In movie theaters, I see children watching movies intended for adults. You know as well as I do that at home, children see even more inappropriate material as parents cuddle up on the couch watching movies with their kids–and sometimes, in concession to Parent Guilt, they cover their children’s eyes at the worst parts. I know 3-year olds who watch rated PG-13 movies and I can’t stop feeling judgmental about that. It’s just not right to expose children to mature themes and images.
The school district officials will tell you that full-day kindergarten will help more kids graduate from high school. I doubt it. But legislating such a law will keep lawmakers busy and will pad the salaries of school teachers and will give the appearance of making children a top priority.
Kindergarten should be a gentle introduction to school. None of my kids could have lasted through a full day of school that first year. And that first year, it took us all morning just to get ready for kindergarten.
And while I’m talking about school, can I just request an immediate halt to homework for elementary school kids? I hate kids’ homework!
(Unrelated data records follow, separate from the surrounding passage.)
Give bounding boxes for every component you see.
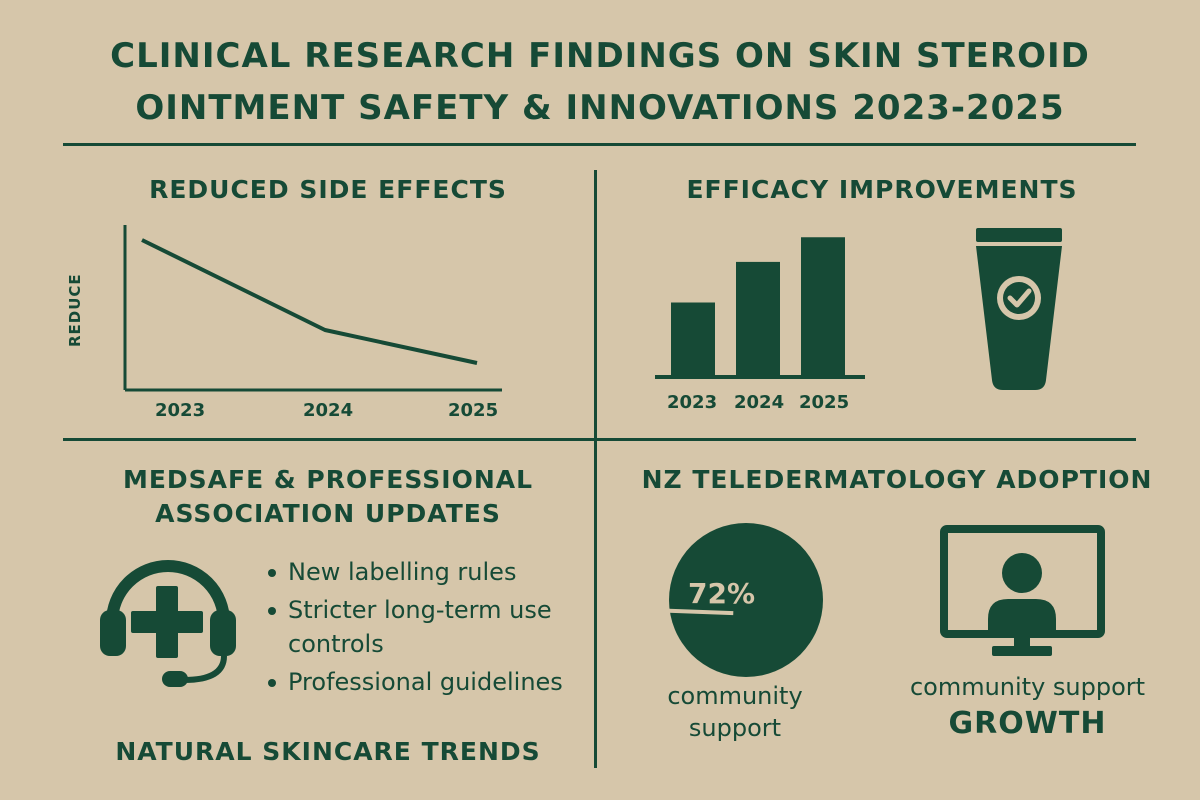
bullet-item: New labelling rules	[264, 555, 584, 589]
page-title: Clinical Research Findings on Skin Stero…	[0, 30, 1200, 134]
pie-percent-marker	[668, 608, 734, 616]
medsafe-heading-line-1: Medsafe & Professional	[122, 465, 534, 494]
efficacy-bar-2024	[736, 261, 780, 375]
middle-divider	[63, 438, 1136, 441]
efficacy-bar-chart	[655, 237, 865, 379]
natural-skincare-heading: Natural Skincare Trends	[115, 737, 541, 766]
monitor-person-icon	[940, 525, 1105, 656]
pie-caption-line-1: community	[667, 682, 803, 710]
teledermatology-heading: NZ Teledermatology Adoption	[641, 465, 1153, 494]
side-effects-heading: Reduced Side Effects	[149, 175, 507, 204]
title-line-1: Clinical Research Findings on Skin Stero…	[110, 36, 1090, 76]
title-divider	[63, 143, 1136, 146]
growth-label: GROWTH	[948, 706, 1107, 741]
efficacy-x-label-2023: 2023	[667, 392, 718, 413]
headset-medical-cross-icon	[100, 560, 236, 687]
side-effects-series-line	[141, 238, 478, 365]
side-effects-chart	[123, 225, 502, 392]
efficacy-x-label-2024: 2024	[734, 392, 785, 413]
side-effects-y-label: REDUCE	[66, 273, 84, 347]
adoption-pie-chart	[668, 523, 823, 677]
efficacy-bar-2025	[801, 237, 845, 375]
title-line-2: Ointment Safety & Innovations 2023-2025	[135, 88, 1065, 128]
medsafe-heading-line-2: Association Updates	[155, 499, 501, 528]
monitor-caption: community support	[909, 673, 1146, 701]
pie-disc	[669, 523, 823, 677]
bullet-item: Stricter long-term use controls	[264, 593, 584, 661]
center-divider	[594, 170, 597, 768]
medsafe-heading: Medsafe & Professional Association Updat…	[63, 463, 593, 531]
efficacy-bar-2023	[671, 302, 715, 375]
bullet-item: Professional guidelines	[264, 665, 584, 699]
pie-caption: community support	[635, 680, 835, 744]
pie-caption-line-2: support	[688, 714, 782, 742]
side-effects-x-label-2025: 2025	[448, 400, 499, 421]
ointment-tube-check-icon	[976, 228, 1062, 390]
efficacy-x-label-2025: 2025	[799, 392, 850, 413]
efficacy-heading: Efficacy Improvements	[686, 175, 1078, 204]
side-effects-x-label-2023: 2023	[155, 400, 206, 421]
pie-percent-label: 72%	[688, 577, 756, 610]
side-effects-x-label-2024: 2024	[303, 400, 354, 421]
medsafe-bullet-list: New labelling rules Stricter long-term u…	[264, 555, 584, 703]
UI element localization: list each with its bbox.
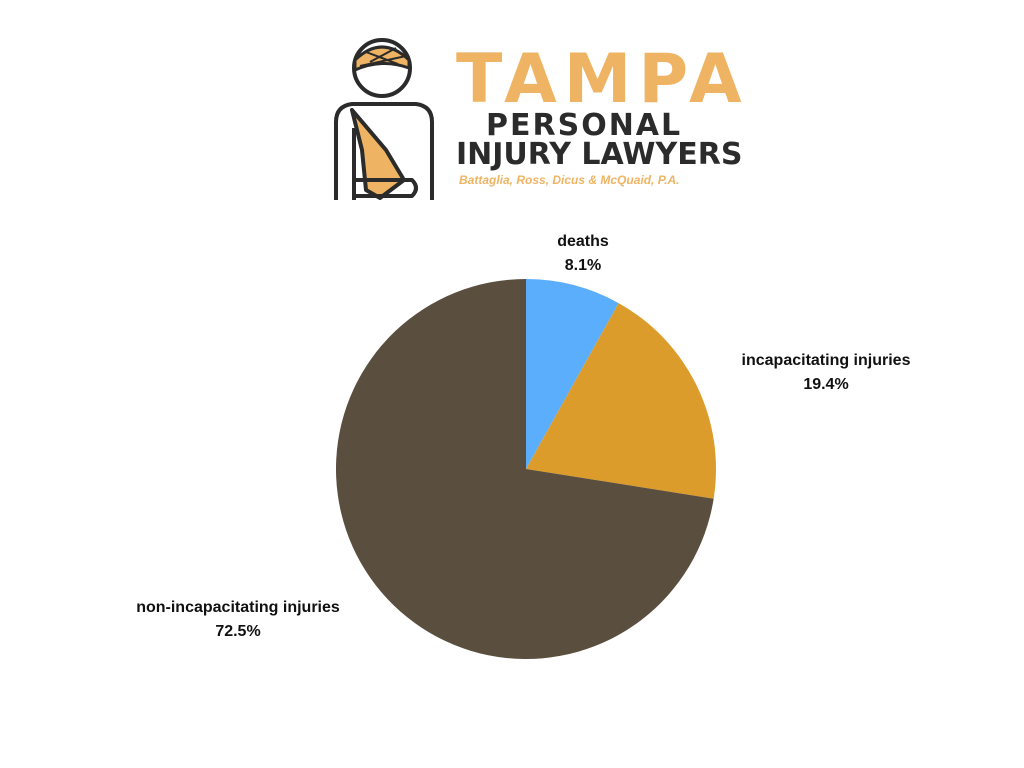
firm-logo: TAMPA PERSONAL INJURY LAWYERS Battaglia,… [326,30,742,205]
logo-subtitle-line2: INJURY LAWYERS [456,137,743,172]
logo-subtitle-line1: PERSONAL [486,108,683,143]
logo-title: TAMPA [456,40,749,119]
slice-label: deaths [557,233,609,250]
slice-value-label: 19.4% [803,376,848,393]
injured-person-with-sling-icon [334,38,434,200]
slice-label: non-incapacitating injuries [136,599,340,616]
slice-value-label: 8.1% [565,257,601,274]
pie-slices [335,279,716,659]
pie-labels: deaths 8.1% incapacitating injuries 19.4% no… [136,233,910,640]
pie-slice-non-incapacitating-injuries [335,279,714,659]
pie-slice-deaths [526,279,619,469]
slice-value-label: 72.5% [215,623,260,640]
pie-slice-incapacitating-injuries [526,303,716,499]
slice-label: incapacitating injuries [742,352,911,369]
logo-tagline: Battaglia, Ross, Dicus & McQuaid, P.A. [459,173,680,187]
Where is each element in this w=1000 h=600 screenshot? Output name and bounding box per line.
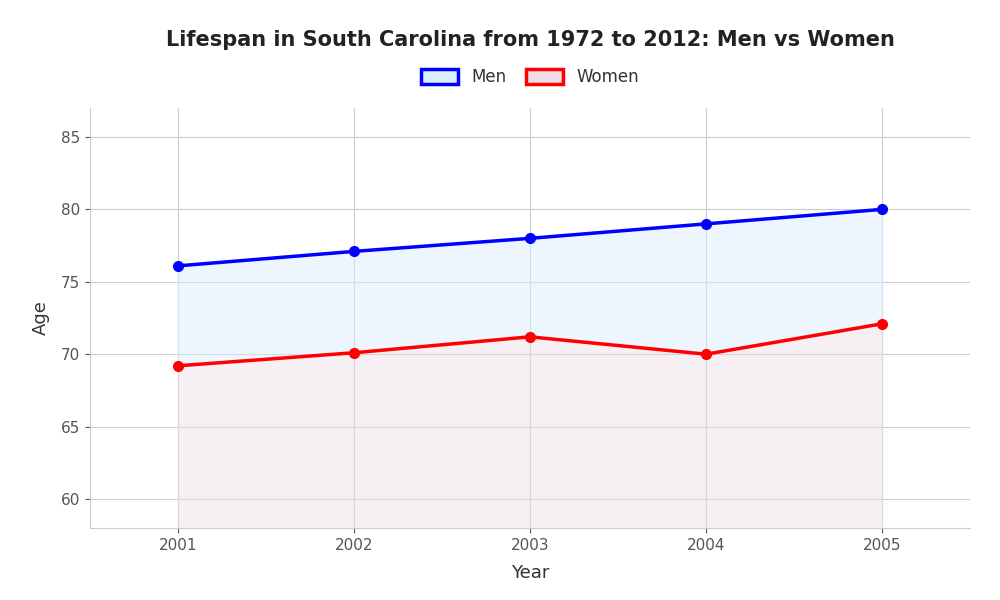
Women [700, 350, 712, 358]
Women [348, 349, 360, 356]
Women [524, 333, 536, 340]
Men [876, 206, 888, 213]
Women [172, 362, 184, 370]
Men [348, 248, 360, 255]
Women [876, 320, 888, 328]
Men [172, 262, 184, 269]
Y-axis label: Age: Age [32, 301, 50, 335]
Title: Lifespan in South Carolina from 1972 to 2012: Men vs Women: Lifespan in South Carolina from 1972 to … [166, 29, 894, 49]
Legend: Men, Women: Men, Women [414, 62, 646, 93]
Line: Women: Women [173, 319, 887, 371]
Men [524, 235, 536, 242]
X-axis label: Year: Year [511, 564, 549, 582]
Line: Men: Men [173, 205, 887, 271]
Men [700, 220, 712, 227]
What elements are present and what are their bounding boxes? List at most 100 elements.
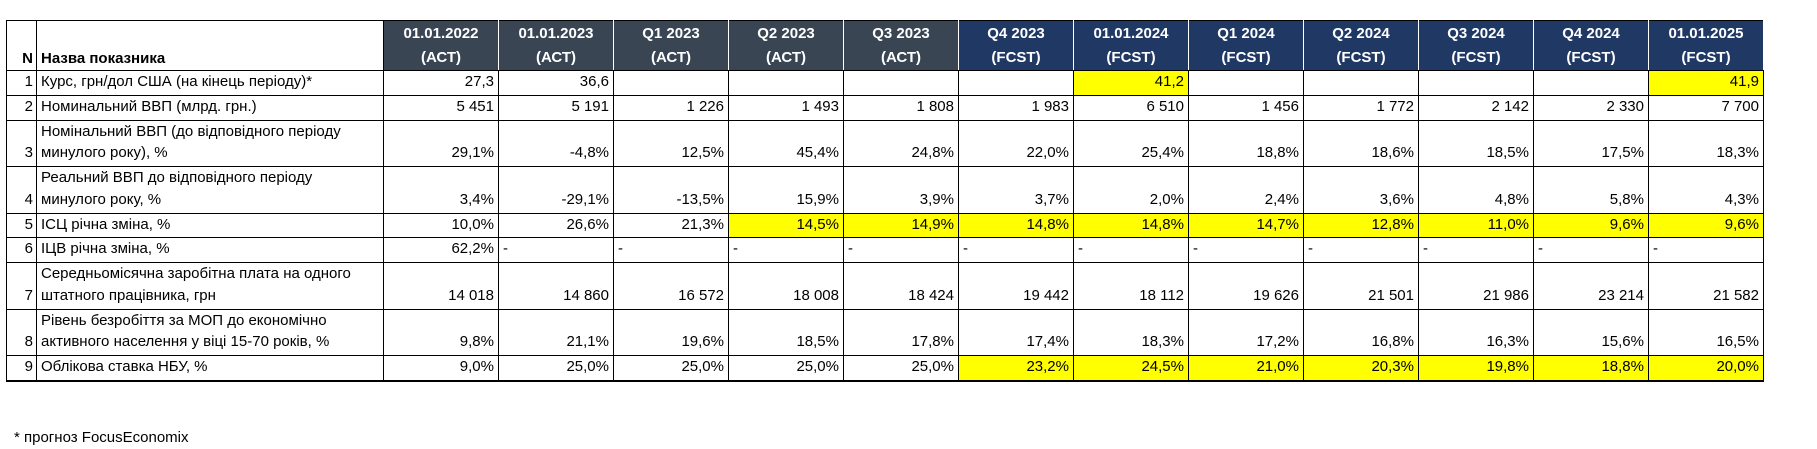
indicator-label-cell[interactable]: Рівень безробіття за МОП до економічно а… bbox=[36, 308, 384, 356]
column-header-q1-2023[interactable]: Q1 2023 (АСТ) bbox=[613, 20, 729, 71]
data-cell[interactable]: 19 626 bbox=[1188, 262, 1304, 310]
indicator-label-cell[interactable]: ІЦВ річна зміна, % bbox=[36, 237, 384, 263]
data-cell[interactable]: 17,8% bbox=[843, 308, 959, 356]
n-column-header[interactable]: N bbox=[6, 20, 37, 71]
column-header-q4-2023[interactable]: Q4 2023 (FCST) bbox=[958, 20, 1074, 71]
data-cell[interactable]: - bbox=[843, 237, 959, 263]
indicator-label-cell[interactable]: Курс, грн/дол США (на кінець періоду)* bbox=[36, 70, 384, 96]
column-header-q4-2024[interactable]: Q4 2024 (FCST) bbox=[1533, 20, 1649, 71]
data-cell[interactable]: 2 142 bbox=[1418, 94, 1534, 121]
data-cell[interactable]: 18 424 bbox=[843, 262, 959, 310]
indicator-label-cell[interactable]: ІСЦ річна зміна, % bbox=[36, 212, 384, 239]
indicator-label-cell[interactable]: Середньомісячна заробітна плата на одног… bbox=[36, 262, 384, 310]
data-cell[interactable]: - bbox=[1418, 237, 1534, 263]
data-cell[interactable]: 21,3% bbox=[613, 212, 729, 239]
data-cell[interactable]: 26,6% bbox=[498, 212, 614, 239]
data-cell[interactable]: 16,3% bbox=[1418, 308, 1534, 356]
data-cell[interactable]: 21 501 bbox=[1303, 262, 1419, 310]
data-cell[interactable]: 21 986 bbox=[1418, 262, 1534, 310]
data-cell[interactable]: 5 451 bbox=[383, 94, 499, 121]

But the school requires it–not the individual teachers, but the school administrators. Perhaps if the school wasn’t so busy teaching children non-essentials and preparing the kids for yet more mandatory state testing, they’d finish their seat-work while still at school.
I love my local public school. I really do. I love the shiny checkerboard hallways and the festive bulletin boards with seasonal displays and the flickering fluorescent lights. I fondly remember my own school days. I want my children to love their school days. (At least I have hopes for the younger two . . . the 12-year olds’ hate school now.)
I just want those full-time days to start in first grade. I don’t think that’s too much to ask.